Table 2 shows Pearson’s correlation analysis between SUA and Lipid profile among T2DM. A Significant and positive relation existed between SUA and TGL. Also, there was a negative but not significant relation between SUA and HDL-C.VLDL-C also shows a significant positive correlation with SUA.
Table 3 shows that serum uric acid was statistically significant and negatively related to FPG.

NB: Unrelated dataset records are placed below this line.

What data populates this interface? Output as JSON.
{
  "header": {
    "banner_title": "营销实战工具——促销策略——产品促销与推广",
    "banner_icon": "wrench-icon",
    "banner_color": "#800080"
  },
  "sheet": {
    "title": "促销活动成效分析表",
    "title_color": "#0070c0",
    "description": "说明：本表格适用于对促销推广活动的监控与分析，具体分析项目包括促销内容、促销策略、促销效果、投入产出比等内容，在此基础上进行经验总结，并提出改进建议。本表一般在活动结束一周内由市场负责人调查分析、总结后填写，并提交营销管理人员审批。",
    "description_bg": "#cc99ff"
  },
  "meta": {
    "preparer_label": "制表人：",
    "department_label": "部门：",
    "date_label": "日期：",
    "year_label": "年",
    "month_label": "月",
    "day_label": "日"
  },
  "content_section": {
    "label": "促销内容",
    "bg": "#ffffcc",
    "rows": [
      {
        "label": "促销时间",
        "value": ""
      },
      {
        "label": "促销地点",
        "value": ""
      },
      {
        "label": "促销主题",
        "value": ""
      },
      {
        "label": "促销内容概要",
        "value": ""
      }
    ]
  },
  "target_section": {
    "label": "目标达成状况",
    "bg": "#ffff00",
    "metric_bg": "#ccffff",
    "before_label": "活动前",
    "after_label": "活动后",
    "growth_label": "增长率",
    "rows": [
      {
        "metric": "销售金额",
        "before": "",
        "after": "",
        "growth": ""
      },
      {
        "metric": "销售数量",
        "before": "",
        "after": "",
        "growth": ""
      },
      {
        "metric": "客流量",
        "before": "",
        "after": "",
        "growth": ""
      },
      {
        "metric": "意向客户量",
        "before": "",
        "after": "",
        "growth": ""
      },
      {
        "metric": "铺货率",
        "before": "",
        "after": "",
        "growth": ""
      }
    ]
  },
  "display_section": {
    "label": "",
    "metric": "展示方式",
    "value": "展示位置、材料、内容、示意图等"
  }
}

Figure 1 shows a scatter plot with regression data between SUA and FPG. The Dependent variable was FPG. The figure shows a significant negative correlation between SUA and FPG in T2DM patients.
Discussion
Previous few studies have shown a positive relationship between SUA and FPG (Chien et al., 2008; Dehghan et al., 2008), and a recent study has shown no correlation between SUA and FPG (Modi et al., 2018). The inconsistent findings seen in previous studies might be due to the small sample size, more of aged participants, selection of participants from a particular group rather than the general population, influence other factors like food habits, lifestyle, genetic and environmental factors, etc.
In the current study, as shown in Figure 1, a simple linear regression model adjusted for age and sex showed a negative and significant association between SUA and FPG in T2DM. These findings were supported by the previous study (Bandaru et al., 2011).
A possible mechanism for the negative correlation between SUA and FPG may be due to inhibition of uric acid reabsorption in the proximal convoluted tubule by the high level of glucose concentration in the kidney (Herman, Medalie, & Goldbourt, 1976; Tuomilehto et al., 1988). The kidney mainly regulates glucose homeostasis. In normal circumstances, plasma glucose is freely filtered, and the majority of them are reabsorbed by sodium-dependent glucose transporter. Both Uric acid and glucose are reabsorbed at the same site in the proximal tubule. Hence, Glucose levels influence the uric acid excretion by regulating the reabsorption of uric acid in the proximal tubule of the kidney.
Uric acid, which has intrinsic anti-oxidant activity, is reduced in pre-diabetes and T2DM. It may be one of the potential causes of oxidative stress in T2DM.
Conclusion
Our study has confirmed that there exists an inverse relationship between SUA and FPG in T2DM patients. Further studies with data on the levels of uric acid in the urine of T2DM patients would better reveal the underlying mechanisms for the association between SUA and FPG.
Conflict of interest
The authors declare that they have no conflict of interest for this study.
Funding Support
The authors declare that they have no funding support for this study.